Bill de Blasio's Win in NYC a Landmark in U.S. History
Dorothy Rowley | 11/27/2013, 1 p.m.
When Bill de Blasio takes over as mayor of New York City on Jan. 1, it will mark another milestone in U.S. history — a white politician elected to a major office sworn in with a black spouse at their side.
As de Blasio, 59, settles in, his wife, Chirlane McCray, who said she serves as her husband's "sounding board," is poised to play a key role in his administration.
After a recent city forum to gather ideas for the incoming administration, McCray, 65, who's been married to de Blasio since 1994, said she was impressed with the public's feedback for the new mayor.

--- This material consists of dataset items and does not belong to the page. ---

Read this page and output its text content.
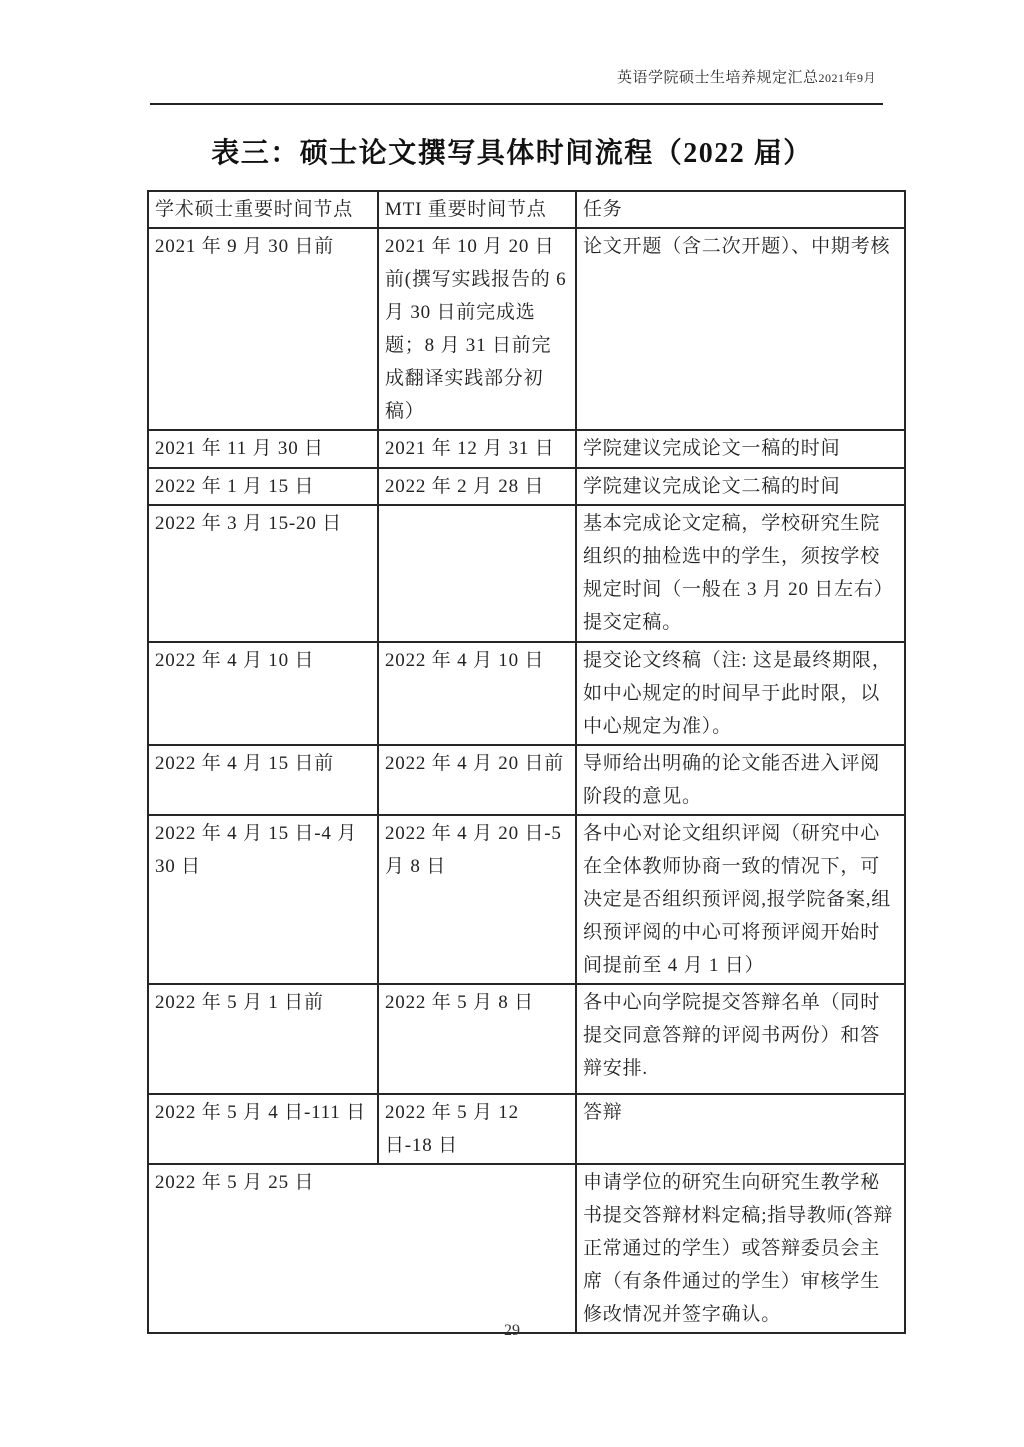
英语学院硕士生培养规定汇总2021年9月
表三：硕士论文撰写具体时间流程（2022 届）
学术硕士重要时间节点	MTI 重要时间节点	任务
2021 年 9 月 30 日前	2021 年 10 月 20 日前(撰写实践报告的 6 月 30 日前完成选题；8 月 31 日前完成翻译实践部分初稿）	论文开题（含二次开题）、中期考核
2021 年 11 月 30 日	2021 年 12 月 31 日	学院建议完成论文一稿的时间
2022 年 1 月 15 日	2022 年 2 月 28 日	学院建议完成论文二稿的时间
2022 年 3 月 15-20 日		基本完成论文定稿，学校研究生院组织的抽检选中的学生，须按学校规定时间（一般在 3 月 20 日左右）提交定稿。
2022 年 4 月 10 日	2022 年 4 月 10 日	提交论文终稿（注: 这是最终期限，如中心规定的时间早于此时限，以中心规定为准）。
2022 年 4 月 15 日前	2022 年 4 月 20 日前	导师给出明确的论文能否进入评阅阶段的意见。
2022 年 4 月 15 日-4 月 30 日	2022 年 4 月 20 日-5 月 8 日	各中心对论文组织评阅（研究中心在全体教师协商一致的情况下，可决定是否组织预评阅,报学院备案,组织预评阅的中心可将预评阅开始时间提前至 4 月 1 日）
2022 年 5 月 1 日前	2022 年 5 月 8 日	各中心向学院提交答辩名单（同时提交同意答辩的评阅书两份）和答辩安排.
2022 年 5 月 4 日-111 日	2022 年 5 月 12 日-18 日	答辩
2022 年 5 月 25 日		申请学位的研究生向研究生教学秘书提交答辩材料定稿;指导教师(答辩正常通过的学生）或答辩委员会主席（有条件通过的学生）审核学生修改情况并签字确认。
29
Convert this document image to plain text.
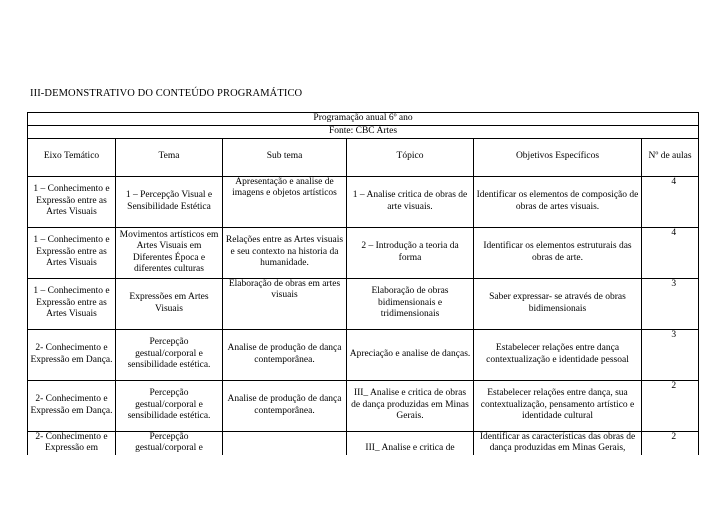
III-DEMONSTRATIVO DO CONTEÚDO PROGRAMÁTICO
Programação anual 6º ano					
Fonte: CBC Artes					
Eixo Temático	Tema	Sub tema	Tópico	Objetivos Específicos	Nº de aulas
1 – Conhecimento e Expressão entre as Artes Visuais	1 – Percepção Visual e Sensibilidade Estética	Apresentação e analise de imagens e objetos artísticos	1 – Analise critica de obras de arte visuais.	Identificar os elementos de composição de obras de artes visuais.	4
1 – Conhecimento e Expressão entre as Artes Visuais	Movimentos artísticos em Artes Visuais em Diferentes Época e diferentes culturas	Relações entre as Artes visuais e seu contexto na historia da humanidade.	2 – Introdução a teoria da forma	Identificar os elementos estruturais das obras de arte.	4
1 – Conhecimento e Expressão entre as Artes Visuais	Expressões em Artes Visuais	Elaboração de obras em artes visuais	Elaboração de obras bidimensionais e tridimensionais	Saber expressar- se através de obras bidimensionais	3
2- Conhecimento e Expressão em Dança.	Percepção gestual/corporal e sensibilidade estética.	Analise de produção de dança contemporânea.	Apreciação e analise de danças.	Estabelecer relações entre dança contextualização e identidade pessoal	3
2- Conhecimento e Expressão em Dança.	Percepção gestual/corporal e sensibilidade estética.	Analise de produção de dança contemporânea.	III_ Analise e critica de obras de dança produzidas em Minas Gerais.	Estabelecer relações entre dança, sua contextualização, pensamento artístico e identidade cultural	2
2- Conhecimento e Expressão em	Percepção gestual/corporal e		III_ Analise e critica de	Identificar as características das obras de dança produzidas em Minas Gerais,	2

"I like the idea that so many people have logged their opinions and talked about what their priorities are for the city and the direction the city should go in," McCray told reporters on Nov. 19. "When you add all of that up it's going to be a very interesting portrait of where the city is now and what people care about."
Some speculated that the makeup of de Blasio's interracial family played a major role in his victory, but Michael Fauntroy, who teaches political science at George Mason University in Fairfax, Va., said the win hinged on several components.
"It wasn't just race. For example, some of the country like New York is much more open-minded when it comes to race than even before," Fauntroy said. "It's also true that he benefited from relative recomposition, so I don't think there's any one simple explanation on why he won."
De Blasio, a Democrat from Manhattan and father of two children with McCray, entered the mayoral campaign with little name recognition.
During the Nov. 5 election, he won 95 percent of the black vote, more than 8 of 10 Hispanic votes, and 52 percent of the white vote, according to one exit poll.